The University of Phoenix and its corporate owner, Apollo Education Group, spent $1.7 billion on advertising and marketing between 2013 and 2015 alone, but the Federal Trade Commission agreed to a $191 million settlement on behalf of students who may have been lured by allegedly deceptive advertisements.
The $191 million settlement includes $141 million to cancel unpaid balances owed directly to the school by eligible students and payments totaling nearly $50 million to more than 147,000 students to resolve Federal Trade Commission charges that the business used deceptive advertisements that falsely touted their relationships and job opportunities with companies such as AT&T, Yahoo!, Microsoft, Twitter, and The American Red Cross.

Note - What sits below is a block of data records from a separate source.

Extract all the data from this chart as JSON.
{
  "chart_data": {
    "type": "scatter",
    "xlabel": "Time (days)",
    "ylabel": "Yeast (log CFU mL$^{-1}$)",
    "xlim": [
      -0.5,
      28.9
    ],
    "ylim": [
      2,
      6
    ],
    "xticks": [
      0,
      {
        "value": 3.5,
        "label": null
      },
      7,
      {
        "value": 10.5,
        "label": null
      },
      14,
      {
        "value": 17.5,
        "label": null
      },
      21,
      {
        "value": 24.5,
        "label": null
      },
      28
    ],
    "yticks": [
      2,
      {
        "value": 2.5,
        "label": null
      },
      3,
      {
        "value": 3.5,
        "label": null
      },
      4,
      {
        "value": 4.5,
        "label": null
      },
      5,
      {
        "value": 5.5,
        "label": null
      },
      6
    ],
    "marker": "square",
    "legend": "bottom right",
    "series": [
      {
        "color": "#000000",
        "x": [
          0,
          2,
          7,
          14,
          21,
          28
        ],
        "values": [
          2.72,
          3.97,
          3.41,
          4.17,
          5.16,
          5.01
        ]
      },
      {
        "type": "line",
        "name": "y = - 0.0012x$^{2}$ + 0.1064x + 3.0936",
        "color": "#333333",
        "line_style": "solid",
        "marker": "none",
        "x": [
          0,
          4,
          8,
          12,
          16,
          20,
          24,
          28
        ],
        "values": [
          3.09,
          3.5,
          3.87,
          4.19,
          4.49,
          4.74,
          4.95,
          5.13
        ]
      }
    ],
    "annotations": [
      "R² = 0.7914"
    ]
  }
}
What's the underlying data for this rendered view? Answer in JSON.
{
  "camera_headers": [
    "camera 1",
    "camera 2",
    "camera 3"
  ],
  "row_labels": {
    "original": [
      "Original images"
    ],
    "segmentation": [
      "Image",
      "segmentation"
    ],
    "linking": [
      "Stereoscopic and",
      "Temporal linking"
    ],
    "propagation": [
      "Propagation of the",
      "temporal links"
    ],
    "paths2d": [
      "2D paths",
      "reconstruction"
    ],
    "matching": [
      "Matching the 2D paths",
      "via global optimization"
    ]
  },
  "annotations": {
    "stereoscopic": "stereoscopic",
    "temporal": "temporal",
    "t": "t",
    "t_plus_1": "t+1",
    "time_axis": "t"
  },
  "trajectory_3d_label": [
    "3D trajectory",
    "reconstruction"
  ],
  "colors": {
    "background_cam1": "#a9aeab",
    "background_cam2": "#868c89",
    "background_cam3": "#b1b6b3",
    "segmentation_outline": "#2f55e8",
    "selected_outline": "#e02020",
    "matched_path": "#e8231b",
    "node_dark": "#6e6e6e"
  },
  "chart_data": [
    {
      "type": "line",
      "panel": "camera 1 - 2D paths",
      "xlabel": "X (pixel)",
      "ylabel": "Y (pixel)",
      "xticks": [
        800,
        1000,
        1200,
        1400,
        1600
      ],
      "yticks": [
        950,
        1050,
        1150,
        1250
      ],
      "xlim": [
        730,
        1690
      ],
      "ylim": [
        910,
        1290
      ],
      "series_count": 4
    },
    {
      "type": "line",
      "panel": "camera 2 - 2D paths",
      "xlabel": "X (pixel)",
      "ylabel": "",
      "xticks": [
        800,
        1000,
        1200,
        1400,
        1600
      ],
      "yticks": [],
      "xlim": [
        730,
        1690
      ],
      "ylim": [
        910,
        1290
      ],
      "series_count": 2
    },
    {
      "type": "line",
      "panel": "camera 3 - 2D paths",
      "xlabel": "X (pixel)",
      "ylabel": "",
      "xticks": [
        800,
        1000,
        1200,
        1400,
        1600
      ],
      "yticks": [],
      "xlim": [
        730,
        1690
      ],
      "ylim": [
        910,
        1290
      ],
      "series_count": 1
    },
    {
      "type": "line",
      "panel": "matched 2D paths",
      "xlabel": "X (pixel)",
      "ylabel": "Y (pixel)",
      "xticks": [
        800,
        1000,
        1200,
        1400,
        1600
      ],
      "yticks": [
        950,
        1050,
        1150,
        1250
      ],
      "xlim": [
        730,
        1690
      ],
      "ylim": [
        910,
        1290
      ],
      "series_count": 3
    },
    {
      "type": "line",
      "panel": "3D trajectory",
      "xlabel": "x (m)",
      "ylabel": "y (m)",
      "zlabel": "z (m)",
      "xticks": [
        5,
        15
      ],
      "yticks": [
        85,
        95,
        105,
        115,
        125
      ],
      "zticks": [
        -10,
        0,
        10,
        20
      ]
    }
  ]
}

“This is the largest settlement the commission has obtained in a case against a for-profit school,” said Andrew Smith, director of the FTC’s Bureau of Consumer Protection. “Students making important decisions about their education need the facts, not fantasy job opportunities that do not exist.”
Since at least 2012, University of Phoenix and its parent company have deceptively advertised the benefits of an education there through the use of television, radio, and internet advertisements and other marketing materials to convince American consumers to pay tuition ranging from about $7,400 to $19,400 per year.
In that time, the company’s net revenue has exceeded $13.5 billion.
The $191 million credited or refunded to students represents 1.41 percent of the company’s revenue, or less than the credit card processing fees it paid to collect that $13.5 billion revenue.
The FTC alleged that University of Phoenix and Apollo relied heavily on advertising to attract students, including specific ads that targeted military and Hispanic consumers.
The companies’ ads featured employers such as Microsoft, Twitter, Adobe, and Yahoo!, giving the false impression that UOP worked with those companies to create job opportunities for its students and tailor its curriculum for such jobs.
In reality, these companies did not partner with the online school to provide special job opportunities for UOP students or develop curriculum. Instead, University of Phoenix and Apollo selected these companies as part of a marketing strategy to drive prospective student interest, the FTC alleges.
In addition to falsely touting relationships with companies, the defendants also misrepresented that companies, such as Adobe, American Red Cross, Avis, AT&T, MGM, Microsoft, Newell Rubbermaid, Sodexo, and Twitter, worked with UOP to develop its courses, according to the FTC’s complaint.
The complaint further alleges that University of Phoenix’s deceptive advertising and marketing materials targeted active duty servicemembers, veterans, and military spouses, and that the company has been the largest recipient of Post-9/11 GI Bill benefits since the program’s inception.
The settlement requires UOP to pay $50 million to the Commission, which will be used for consumer redress, and to cancel approximately $141 million in debts owed to UOP by former students who first enrolled during the time period consumers were likely exposed to UOP’s deceptive advertising.
This settlement will not affect student borrowers’ federal or private loan obligations. Borrowers looking to lower their monthly payments on federal loans can obtain free information from the United States Department of Education about income-driven repayment plans, and those who believe they have been defrauded or deceived can apply for loan forgiveness through the Borrower Defense to Repayment procedures. Applying for these programs does not cost anything. Student borrowers should steer clear of debt relief scams that charge thousands of dollars for services that are available for free.
The Commission vote authorizing the staff to file the complaint and stipulated final order was 4-0-1, with Commissioner Christine S. Wilson recused. The complaint and stipulated final order will be filed in the U.S. District Court for the District of Arizona. Commissioners Rohit Chopra and Rebecca Kelly Slaughter each issued separate statements.
“Every year, roughly one million Americans default on their student loans. The consequences of default are devastating for both individuals and society. For-profit colleges enroll about 10 percent of students, but account for roughly 50 percent of defaults,” said Chopra. “According to one analysis, students who attended just one of these colleges, University of Phoenix, owed nearly $36 billion in federal loans as of 2014.”
“The deceptive claims set out in the Commission’s complaint are particularly galling to me because they sold false hope—robbing consumers of their time and money for the prospect of a job that did not exist, said Slaughter. “The proposed order requires the University of Phoenix to pay 50 million dollars back to deceived consumers and relieves many affected consumers of the debt they directly owe to the University of Phoenix.”